Bilateral—Lower One-Third (Table 69.2)
Similar to the unilateral deformity, the primary characteristics of the bilateral deformity revolve around the lower one-third of the nose ( Fig. 69.4 ). The nasal tip is typically in the midline in the bilateral complete deformity. If one side of the lip is more involved than the other, the short columella is typically deviated toward the less involved side, pulling the tip in that direction ( Fig. 69.5 ). The lower lateral cartilages demonstrate short medial crura and long lateral crura. The domes of the lower lateral crura are splayed contributing to a poorly defined, frequently bifid tip ( Fig. 69.6 ). The angle at the dome is obtuse. The alar bases are posterior, lateral, and inferior giving rise to flaring of the base and widening of the nostril. The tension on the lower lateral cartilage leads to introversion and webbing of the vestibular floor. The septum is in the midline in the complete bilateral deformity and deviated caudally toward the less involved side if an asymmetry exists.

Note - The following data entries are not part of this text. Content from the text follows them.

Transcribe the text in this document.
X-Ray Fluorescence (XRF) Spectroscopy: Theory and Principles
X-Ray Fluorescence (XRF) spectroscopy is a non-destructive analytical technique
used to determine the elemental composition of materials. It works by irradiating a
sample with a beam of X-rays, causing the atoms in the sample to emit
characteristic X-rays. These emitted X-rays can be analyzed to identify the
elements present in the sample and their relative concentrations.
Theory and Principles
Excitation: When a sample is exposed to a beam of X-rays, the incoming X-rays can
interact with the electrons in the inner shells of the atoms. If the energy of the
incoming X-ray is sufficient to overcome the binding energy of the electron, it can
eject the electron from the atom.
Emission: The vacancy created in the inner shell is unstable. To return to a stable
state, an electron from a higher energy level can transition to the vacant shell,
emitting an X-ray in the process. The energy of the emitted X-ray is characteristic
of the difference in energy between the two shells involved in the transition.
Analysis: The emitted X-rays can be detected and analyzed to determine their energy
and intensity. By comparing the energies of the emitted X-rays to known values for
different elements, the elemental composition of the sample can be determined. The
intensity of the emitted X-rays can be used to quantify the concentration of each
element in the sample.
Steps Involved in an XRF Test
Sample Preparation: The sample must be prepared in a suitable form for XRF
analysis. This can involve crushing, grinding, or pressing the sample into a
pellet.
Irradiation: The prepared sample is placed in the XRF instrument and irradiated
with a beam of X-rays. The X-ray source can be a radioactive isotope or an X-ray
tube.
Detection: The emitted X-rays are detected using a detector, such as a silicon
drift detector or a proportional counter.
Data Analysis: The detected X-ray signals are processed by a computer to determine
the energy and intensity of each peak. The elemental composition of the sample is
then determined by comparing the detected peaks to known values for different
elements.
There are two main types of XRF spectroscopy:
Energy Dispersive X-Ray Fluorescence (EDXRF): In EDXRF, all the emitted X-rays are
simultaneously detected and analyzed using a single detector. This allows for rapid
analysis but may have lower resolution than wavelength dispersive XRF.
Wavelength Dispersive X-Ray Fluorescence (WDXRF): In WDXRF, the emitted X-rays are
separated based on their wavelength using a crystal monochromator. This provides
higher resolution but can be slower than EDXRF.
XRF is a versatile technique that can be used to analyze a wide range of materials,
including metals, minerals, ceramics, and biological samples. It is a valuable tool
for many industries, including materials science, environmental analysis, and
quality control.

Bilateral—Middle One-Third
The middle one-third is analogous to the unilateral deformity with poor support to the upper lateral cartilage leading to bowing and possible collapse of the upper lateral cartilage with deep inspiration. However, because the septum is typically in the midline, the compromise of the internal nasal valve is often not as significant.
Bilateral—Upper One-Third
The upper one-third is typically not involved in the bilateral nasal deformity.